Depending on the phone behavior, it might get to sleep from time to time and you might miss some probe requests (especially if the phone is on battery), but it should be quite visible when the screen is turned on or the user is making a call. To improve accuracy you might need to add more kismet listeners around your house to cover more channels or blind spots.

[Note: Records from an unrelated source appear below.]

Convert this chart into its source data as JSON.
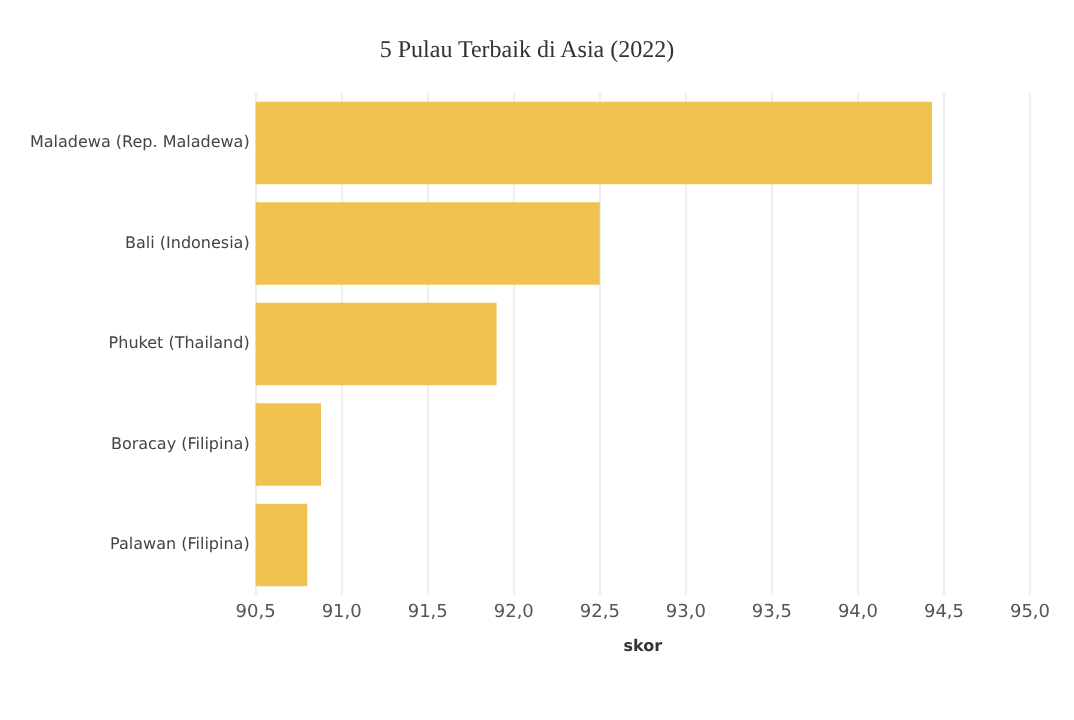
{
  "chart_data": {
    "type": "bar",
    "orientation": "horizontal",
    "title": "5 Pulau Terbaik di Asia (2022)",
    "xlabel": "skor",
    "categories": [
      "Maladewa (Rep. Maladewa)",
      "Bali (Indonesia)",
      "Phuket (Thailand)",
      "Boracay (Filipina)",
      "Palawan (Filipina)"
    ],
    "values": [
      94.43,
      92.5,
      91.9,
      90.88,
      90.8
    ],
    "color": "#f0c24f",
    "xlim": [
      90.5,
      95
    ],
    "xticks": [
      {
        "value": 90.5,
        "label": "90,5"
      },
      {
        "value": 91,
        "label": "91,0"
      },
      {
        "value": 91.5,
        "label": "91,5"
      },
      {
        "value": 92,
        "label": "92,0"
      },
      {
        "value": 92.5,
        "label": "92,5"
      },
      {
        "value": 93,
        "label": "93,0"
      },
      {
        "value": 93.5,
        "label": "93,5"
      },
      {
        "value": 94,
        "label": "94,0"
      },
      {
        "value": 94.5,
        "label": "94,5"
      },
      {
        "value": 95,
        "label": "95,0"
      }
    ],
    "grid": "x",
    "legend": false
  }
}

What can you do to avoid detection and tracking? Simple. Turn off your wifi when not in use. If you are not on the latest flagship phone (Android P seems to have included randomized MACs) you can still use third-party apps like Pri-Fi (https://play.google.com/store/apps/details?id=eu.chainfire.pryfi) by chanfire (the creator of SuperSU) to do the same thing. But depending on the tech-savviness of the person you are tracking - most people will not bother to conceal themselves.